Kobela, a resident of Bautzen, is the primary songwriter for the band Crying Blue, which performs original songs in German and Sorb. He was surprised to be described as, "active in the Sorb community," saying that the younger generation of Sorbs are, with few exceptions, "very aware of their language and culture." Significantly, he also noted that the minority population is freely accepted within the culture of modern-day Germany and the Czech Republic. The young Sorbs also seem to have escaped the sad predicament faced by members of other minority groups in Europe, especially Romani minorities, whose troubles appear to be far from over.
So what is the secret of the Sorbs' success?
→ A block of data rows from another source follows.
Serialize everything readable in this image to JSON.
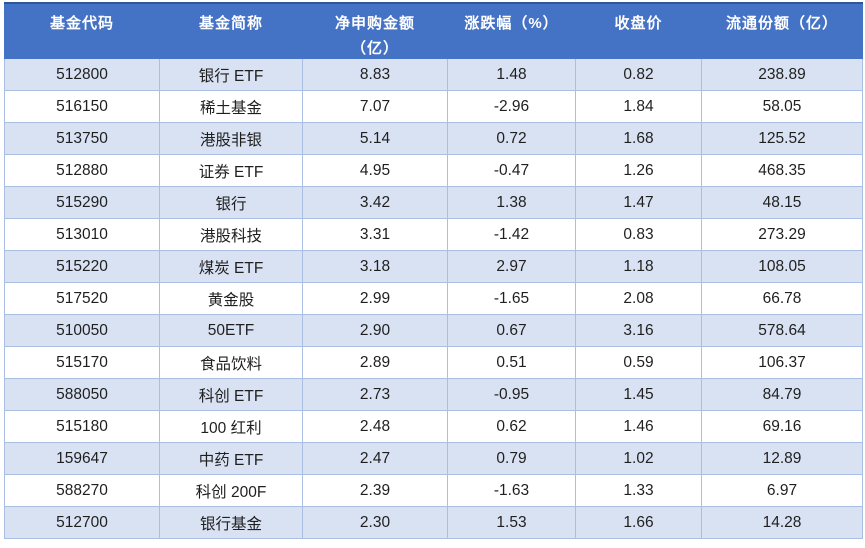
{
  "colors": {
    "header_bg": "#4472C4",
    "header_top_edge": "#2F5597",
    "header_text": "#FFFFFF",
    "banded_row_bg": "#D9E2F3",
    "white_row_bg": "#FFFFFF",
    "border": "#A9BEE2",
    "body_text": "#1F1F1F"
  },
  "chart_data": {
    "type": "table",
    "title": "",
    "columns": [
      {
        "key": "fund-code",
        "label": "基金代码"
      },
      {
        "key": "fund-name",
        "label": "基金简称"
      },
      {
        "key": "net-subscription",
        "label": "净申购金额",
        "label_line2": "（亿）"
      },
      {
        "key": "change-pct",
        "label": "涨跌幅（%）"
      },
      {
        "key": "close-price",
        "label": "收盘价"
      },
      {
        "key": "float-shares",
        "label": "流通份额（亿）"
      }
    ],
    "rows": [
      [
        "512800",
        "银行 ETF",
        "8.83",
        "1.48",
        "0.82",
        "238.89"
      ],
      [
        "516150",
        "稀土基金",
        "7.07",
        "-2.96",
        "1.84",
        "58.05"
      ],
      [
        "513750",
        "港股非银",
        "5.14",
        "0.72",
        "1.68",
        "125.52"
      ],
      [
        "512880",
        "证券 ETF",
        "4.95",
        "-0.47",
        "1.26",
        "468.35"
      ],
      [
        "515290",
        "银行",
        "3.42",
        "1.38",
        "1.47",
        "48.15"
      ],
      [
        "513010",
        "港股科技",
        "3.31",
        "-1.42",
        "0.83",
        "273.29"
      ],
      [
        "515220",
        "煤炭 ETF",
        "3.18",
        "2.97",
        "1.18",
        "108.05"
      ],
      [
        "517520",
        "黄金股",
        "2.99",
        "-1.65",
        "2.08",
        "66.78"
      ],
      [
        "510050",
        "50ETF",
        "2.90",
        "0.67",
        "3.16",
        "578.64"
      ],
      [
        "515170",
        "食品饮料",
        "2.89",
        "0.51",
        "0.59",
        "106.37"
      ],
      [
        "588050",
        "科创 ETF",
        "2.73",
        "-0.95",
        "1.45",
        "84.79"
      ],
      [
        "515180",
        "100 红利",
        "2.48",
        "0.62",
        "1.46",
        "69.16"
      ],
      [
        "159647",
        "中药 ETF",
        "2.47",
        "0.79",
        "1.02",
        "12.89"
      ],
      [
        "588270",
        "科创 200F",
        "2.39",
        "-1.63",
        "1.33",
        "6.97"
      ],
      [
        "512700",
        "银行基金",
        "2.30",
        "1.53",
        "1.66",
        "14.28"
      ]
    ]
  }
}
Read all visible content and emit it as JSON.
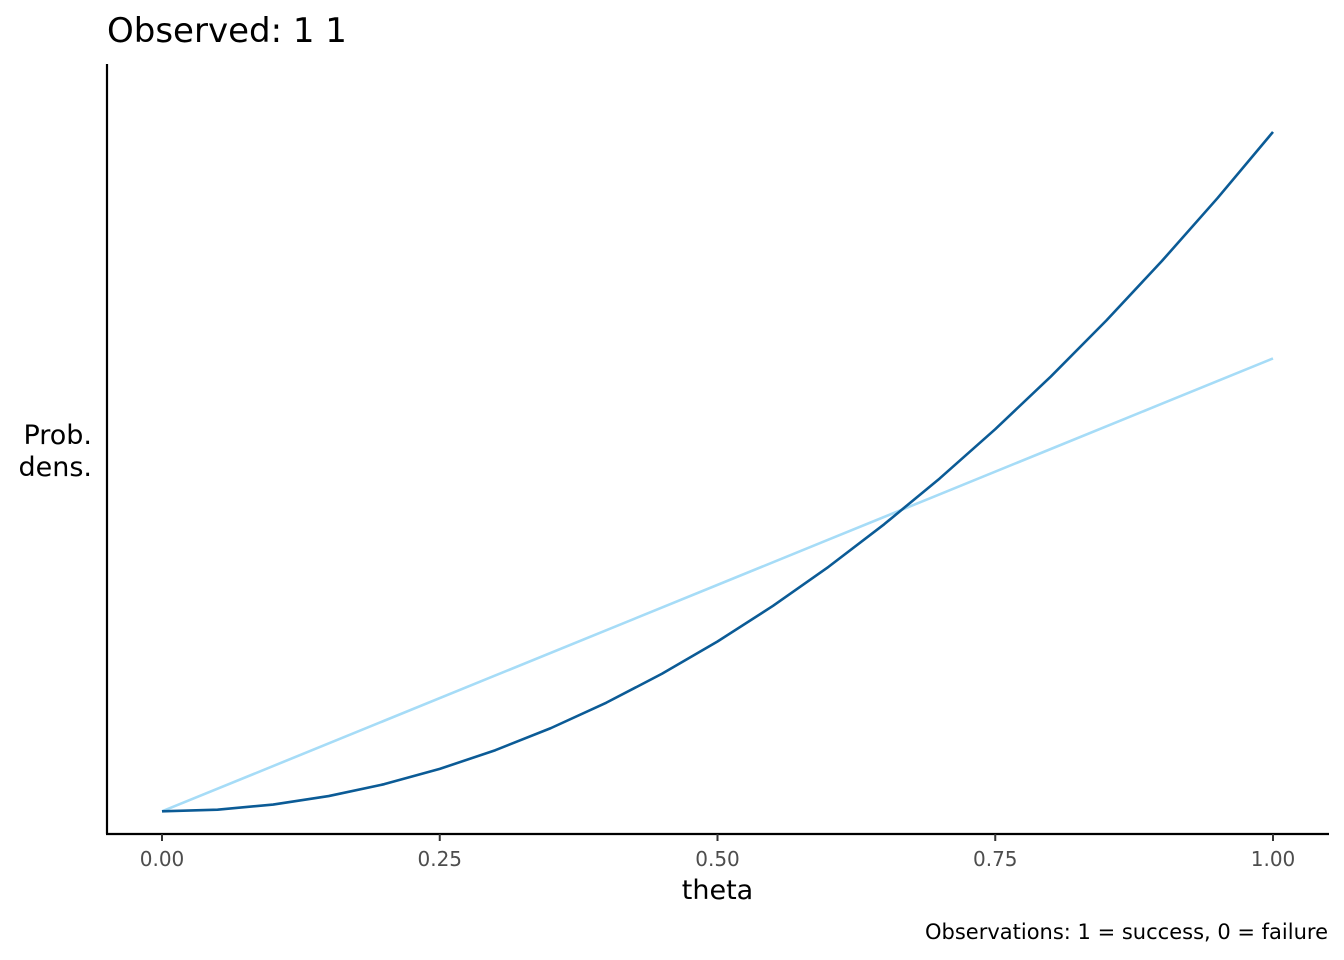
{
  "chart_data": {
    "type": "line",
    "title": "Observed:  1 1",
    "xlabel": "theta",
    "ylabel_lines": [
      "Prob.",
      "dens."
    ],
    "caption": "Observations: 1 = success, 0 = failure",
    "xlim": [
      0,
      1
    ],
    "ylim": [
      -0.1,
      3.3
    ],
    "x_ticks": [
      0,
      0.25,
      0.5,
      0.75,
      1
    ],
    "x_tick_labels": [
      "0.00",
      "0.25",
      "0.50",
      "0.75",
      "1.00"
    ],
    "grid": false,
    "series": [
      {
        "color": "#a6dcf7",
        "x": [
          0,
          0.1,
          0.2,
          0.3,
          0.4,
          0.5,
          0.6,
          0.7,
          0.8,
          0.9,
          1.0
        ],
        "y": [
          0,
          0.2,
          0.4,
          0.6,
          0.8,
          1.0,
          1.2,
          1.4,
          1.6,
          1.8,
          2.0
        ]
      },
      {
        "color": "#0b5b96",
        "x": [
          0,
          0.05,
          0.1,
          0.15,
          0.2,
          0.25,
          0.3,
          0.35,
          0.4,
          0.45,
          0.5,
          0.55,
          0.6,
          0.65,
          0.7,
          0.75,
          0.8,
          0.85,
          0.9,
          0.95,
          1.0
        ],
        "y": [
          0,
          0.0075,
          0.03,
          0.0675,
          0.12,
          0.1875,
          0.27,
          0.3675,
          0.48,
          0.6075,
          0.75,
          0.9075,
          1.08,
          1.2675,
          1.47,
          1.6875,
          1.92,
          2.1675,
          2.43,
          2.7075,
          3.0
        ]
      }
    ]
  }
}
Is it the similarity of their language to other Slavic tongues or their diligent dedication to preserving their culture? Maybe it is related to the land that they call home; the gateway to the Lusatians is an area of astounding physical beauty and relative affluence. The Hermit Wernar was known to stand beside the road outside Varnsdorf, warning traveling merchants of marauding knights in the area. Present-day Sorbs carry on Werner's mission by demonstrating to all of Europe the various benefits of blending national pride with tolerance.